Cayman Islands Flag

Better known as being an offshore tax haven for international businesses, the Cayman Islands are surprisingly strict when it comes to gambling. The result is that there are no casinos on any of the three islands that make up the British Overseas Territory. Queen Elizabeth II may be the head of state, but there is a Legislative Assembly that decides all rules for the islands.

Given the lack of archeological evidence to suggest an indigenous people for the Cayman Islands, it is believed that they were discovered by Christopher Columbus on his final voyage to the Americas in 1503. England took control of the Cayman Islands in 1670. Based over more than one hundred square miles, the islands play host to around seven thousand people.

Cayman Islands & Gambling

Grand Cayman, Cayman Islands

Grand Cayman, Cayman Islands (eric laudonien / Bigstockphoto.com)

Gambling is banned in its totality in the Cayman Islands, which might surprise many people when you consider that the autonomous territory is known from its somewhat more chilled out attitude to tax. Indeed, the European Union has placed it on a blacklist of foreign tax havens, suggesting that the rules are far more lax here than in other locations.

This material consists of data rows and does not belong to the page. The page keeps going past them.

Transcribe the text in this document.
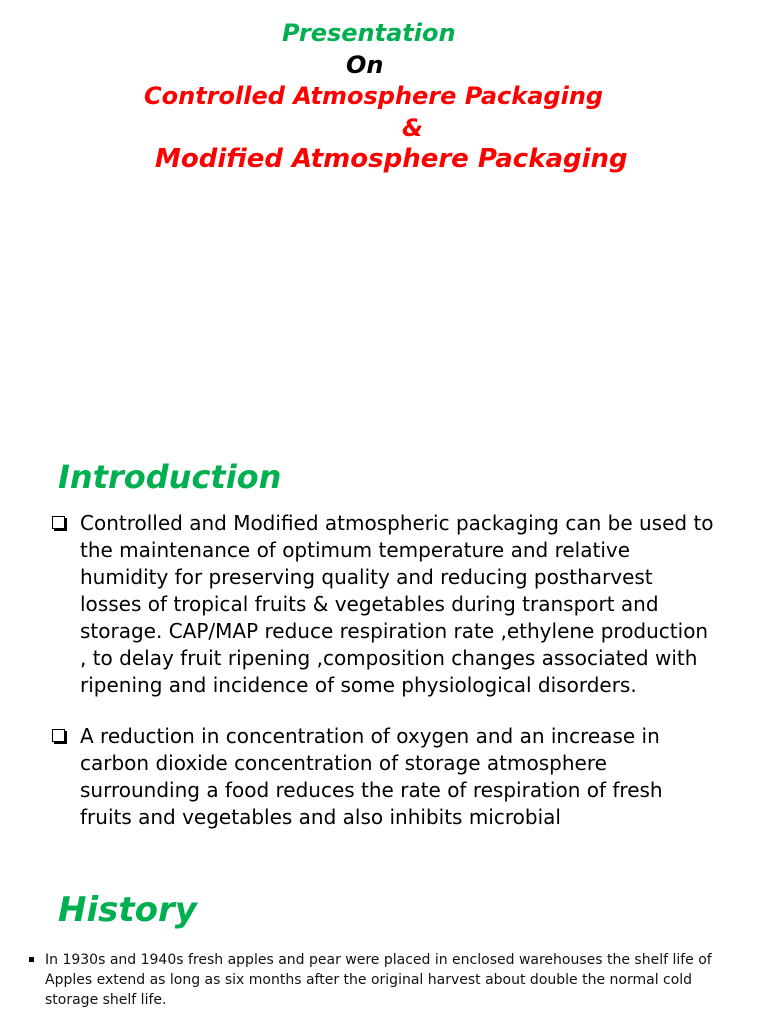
Presentation
On
Controlled Atmosphere Packaging
&
Modified Atmosphere Packaging
Introduction
Controlled and Modified atmospheric packaging can be used to the maintenance of optimum temperature and relative humidity for preserving quality and reducing postharvest losses of tropical fruits & vegetables during transport and storage. CAP/MAP reduce respiration rate ,ethylene production , to delay fruit ripening ,composition changes associated with ripening and incidence of some physiological disorders.
A reduction in concentration of oxygen and an increase in carbon dioxide concentration of storage atmosphere surrounding a food reduces the rate of respiration of fresh fruits and vegetables and also inhibits microbial
History
In 1930s and 1940s fresh apples and pear were placed in enclosed warehouses the shelf life of Apples extend as long as six months after the original harvest about double the normal cold storage shelf life.
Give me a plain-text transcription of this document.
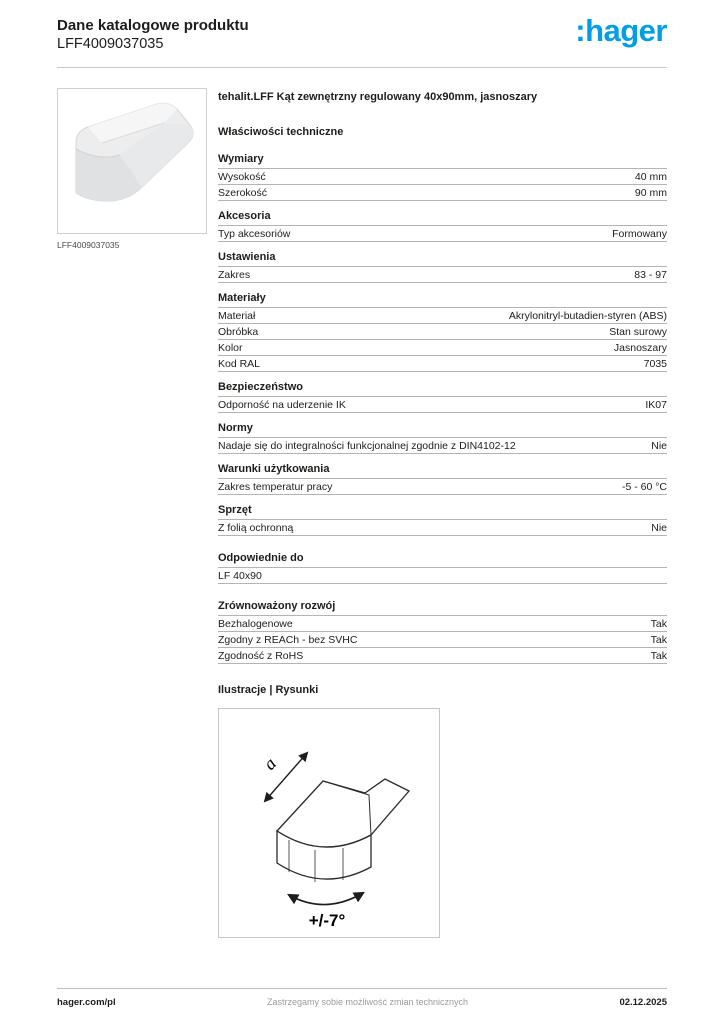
Dane katalogowe produktu
LFF4009037035	:hager
LFF4009037035
tehalit.LFF Kąt zewnętrzny regulowany 40x90mm, jasnoszary
Właściwości techniczne
Wymiary
Wysokość	40 mm
Szerokość	90 mm
Akcesoria
Typ akcesoriów	Formowany
Ustawienia
Zakres	83 - 97
Materiały
Materiał	Akrylonitryl-butadien-styren (ABS)
Obróbka	Stan surowy
Kolor	Jasnoszary
Kod RAL	7035
Bezpieczeństwo
Odporność na uderzenie IK	IK07
Normy
Nadaje się do integralności funkcjonalnej zgodnie z DIN4102-12	Nie
Warunki użytkowania
Zakres temperatur pracy	-5 - 60 °C
Sprzęt
Z folią ochronną	Nie
Odpowiednie do
LF 40x90
Zrównoważony rozwój
Bezhalogenowe	Tak
Zgodny z REACh - bez SVHC	Tak
Zgodność z RoHS	Tak
Ilustracje | Rysunki
a
+/-7°
hager.com/pl	Zastrzegamy sobie możliwość zmian technicznych	02.12.2025
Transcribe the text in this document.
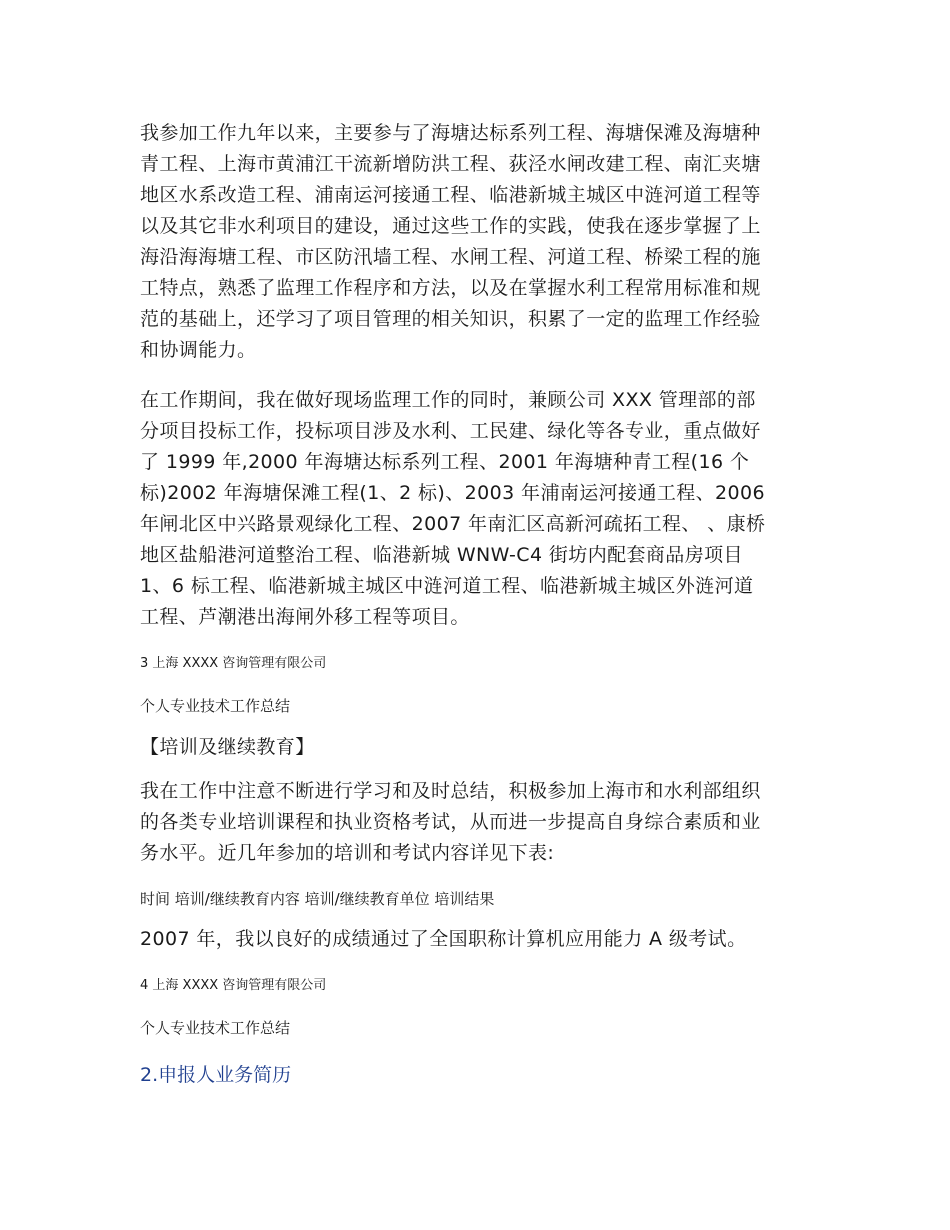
我参加工作九年以来，主要参与了海塘达标系列工程、海塘保滩及海塘种
青工程、上海市黄浦江干流新增防洪工程、荻泾水闸改建工程、南汇夹塘
地区水系改造工程、浦南运河接通工程、临港新城主城区中涟河道工程等
以及其它非水利项目的建设，通过这些工作的实践，使我在逐步掌握了上
海沿海海塘工程、市区防汛墙工程、水闸工程、河道工程、桥梁工程的施
工特点，熟悉了监理工作程序和方法，以及在掌握水利工程常用标准和规
范的基础上，还学习了项目管理的相关知识，积累了一定的监理工作经验
和协调能力。

在工作期间，我在做好现场监理工作的同时，兼顾公司 XXX 管理部的部
分项目投标工作，投标项目涉及水利、工民建、绿化等各专业，重点做好
了 1999 年,2000 年海塘达标系列工程、2001 年海塘种青工程(16 个
标)2002 年海塘保滩工程(1、2 标)、2003 年浦南运河接通工程、2006
年闸北区中兴路景观绿化工程、2007 年南汇区高新河疏拓工程、 、康桥
地区盐船港河道整治工程、临港新城 WNW-C4 街坊内配套商品房项目
1、6 标工程、临港新城主城区中涟河道工程、临港新城主城区外涟河道
工程、芦潮港出海闸外移工程等项目。

3 上海 XXXX 咨询管理有限公司

个人专业技术工作总结

【培训及继续教育】

我在工作中注意不断进行学习和及时总结，积极参加上海市和水利部组织
的各类专业培训课程和执业资格考试，从而进一步提高自身综合素质和业
务水平。近几年参加的培训和考试内容详见下表:

时间 培训/继续教育内容 培训/继续教育单位 培训结果

2007 年，我以良好的成绩通过了全国职称计算机应用能力 A 级考试。

4 上海 XXXX 咨询管理有限公司

个人专业技术工作总结

2.申报人业务简历
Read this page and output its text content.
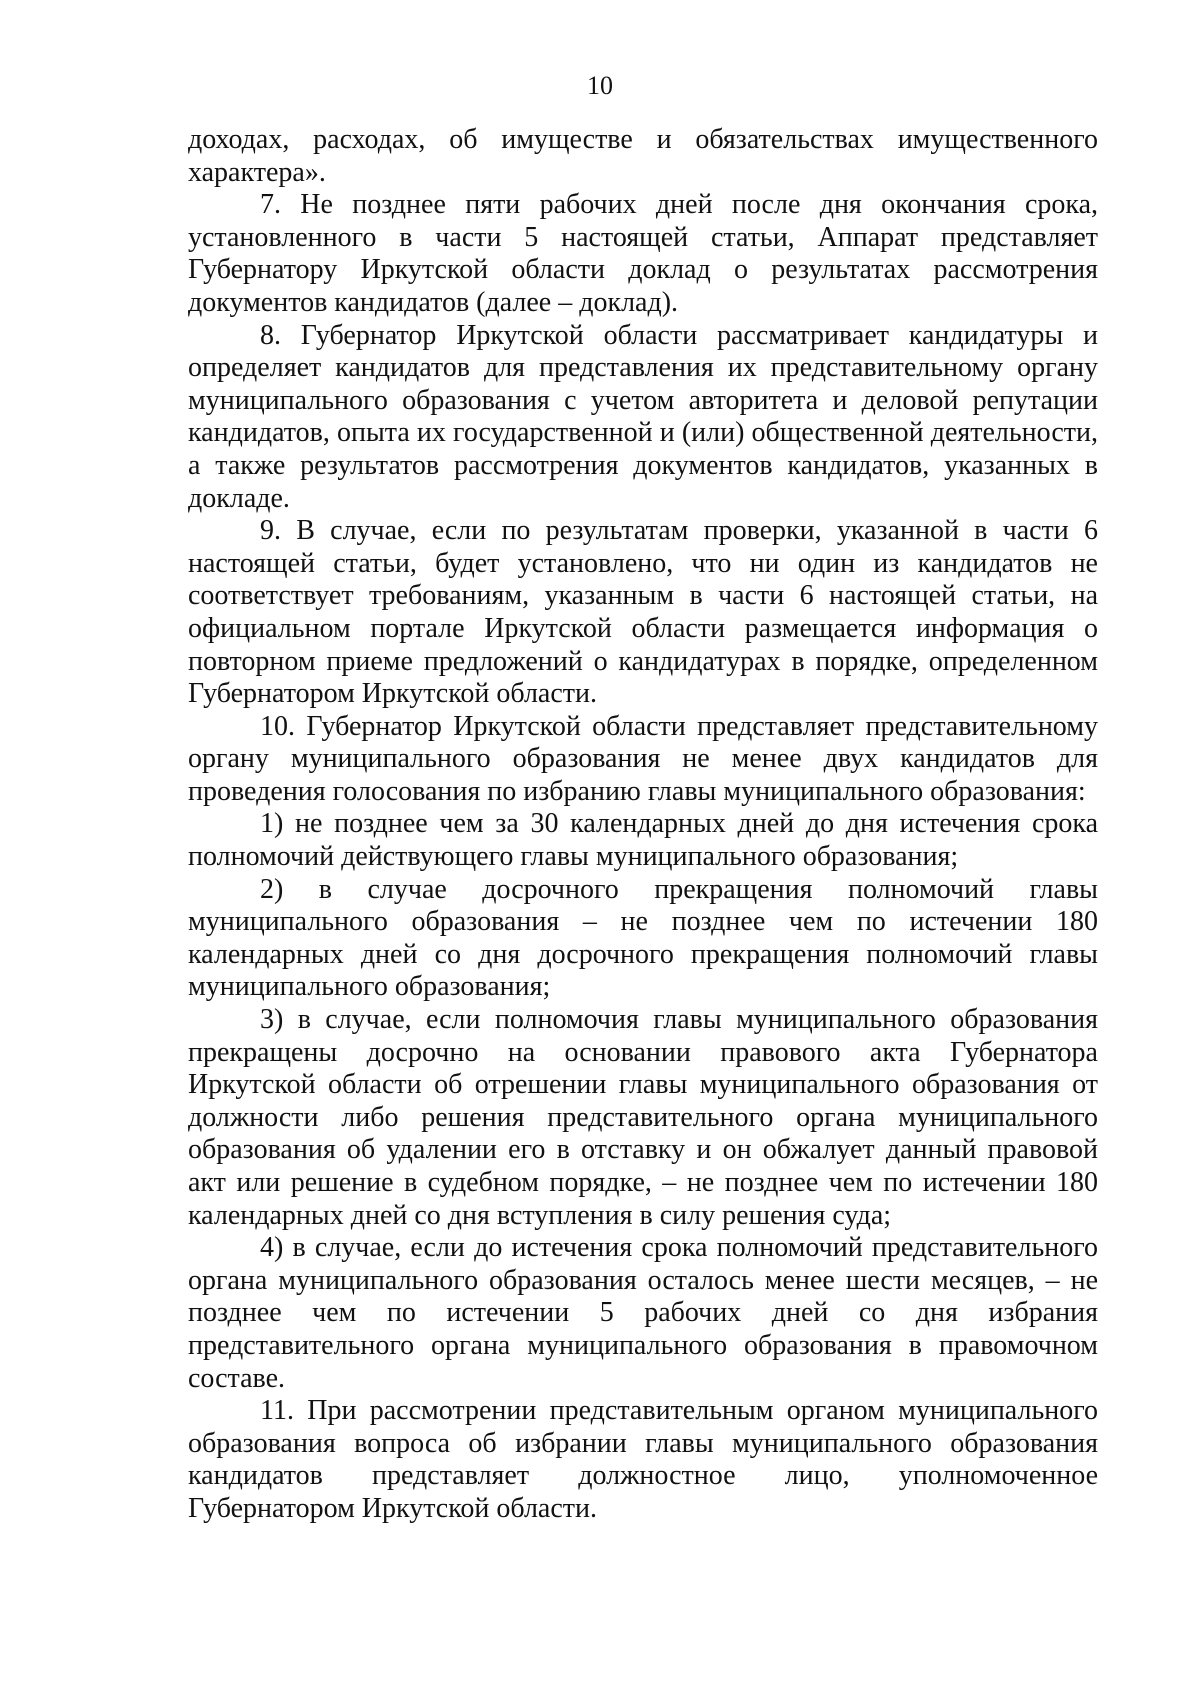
10

доходах, расходах, об имуществе и обязательствах имущественного характера».

7. Не позднее пяти рабочих дней после дня окончания срока, установленного в части 5 настоящей статьи, Аппарат представляет Губернатору Иркутской области доклад о результатах рассмотрения документов кандидатов (далее – доклад).

8. Губернатор Иркутской области рассматривает кандидатуры и определяет кандидатов для представления их представительному органу муниципального образования с учетом авторитета и деловой репутации кандидатов, опыта их государственной и (или) общественной деятельности, а также результатов рассмотрения документов кандидатов, указанных в докладе.

9. В случае, если по результатам проверки, указанной в части 6 настоящей статьи, будет установлено, что ни один из кандидатов не соответствует требованиям, указанным в части 6 настоящей статьи, на официальном портале Иркутской области размещается информация о повторном приеме предложений о кандидатурах в порядке, определенном Губернатором Иркутской области.

10. Губернатор Иркутской области представляет представительному органу муниципального образования не менее двух кандидатов для проведения голосования по избранию главы муниципального образования:

1) не позднее чем за 30 календарных дней до дня истечения срока полномочий действующего главы муниципального образования;

2) в случае досрочного прекращения полномочий главы муниципального образования – не позднее чем по истечении 180 календарных дней со дня досрочного прекращения полномочий главы муниципального образования;

3) в случае, если полномочия главы муниципального образования прекращены досрочно на основании правового акта Губернатора Иркутской области об отрешении главы муниципального образования от должности либо решения представительного органа муниципального образования об удалении его в отставку и он обжалует данный правовой акт или решение в судебном порядке, – не позднее чем по истечении 180 календарных дней со дня вступления в силу решения суда;

4) в случае, если до истечения срока полномочий представительного органа муниципального образования осталось менее шести месяцев, – не позднее чем по истечении 5 рабочих дней со дня избрания представительного органа муниципального образования в правомочном составе.

11. При рассмотрении представительным органом муниципального образования вопроса об избрании главы муниципального образования кандидатов представляет должностное лицо, уполномоченное Губернатором Иркутской области.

They might be lax over tax, but the rules over gambling are strict. Of course, it’s entirely possible that the lack of casinos is more to do with space than any specific dislike of it as an activity. After all, it’s not the largest country in the Caribbean and so few people live on it so as to make gambling somewhat pointless there.

It’s also not as if the Cayman Islands is in need of the income that would be brought in by gambling; the country’s total nominal GDP is about $4.571 billion. The islands are Grand Cayman, Cayman Brac and Little Cayman, with Grand Cayman being the largest of the three. Grand Cayman is also the most populous island, with George Town being the country’s capital.

Gambling is banned in accordance with the 1963 Gambling Act, which says that flouting the law could result in two months in prison or a fine of $10. Things changed slightly in 2015 when an amendment to the Act was passed to allow raffles, as well as gambling on cruise ships that were registered to the Cayman Islands, provided they’re not in Cayman Islands territorial waters.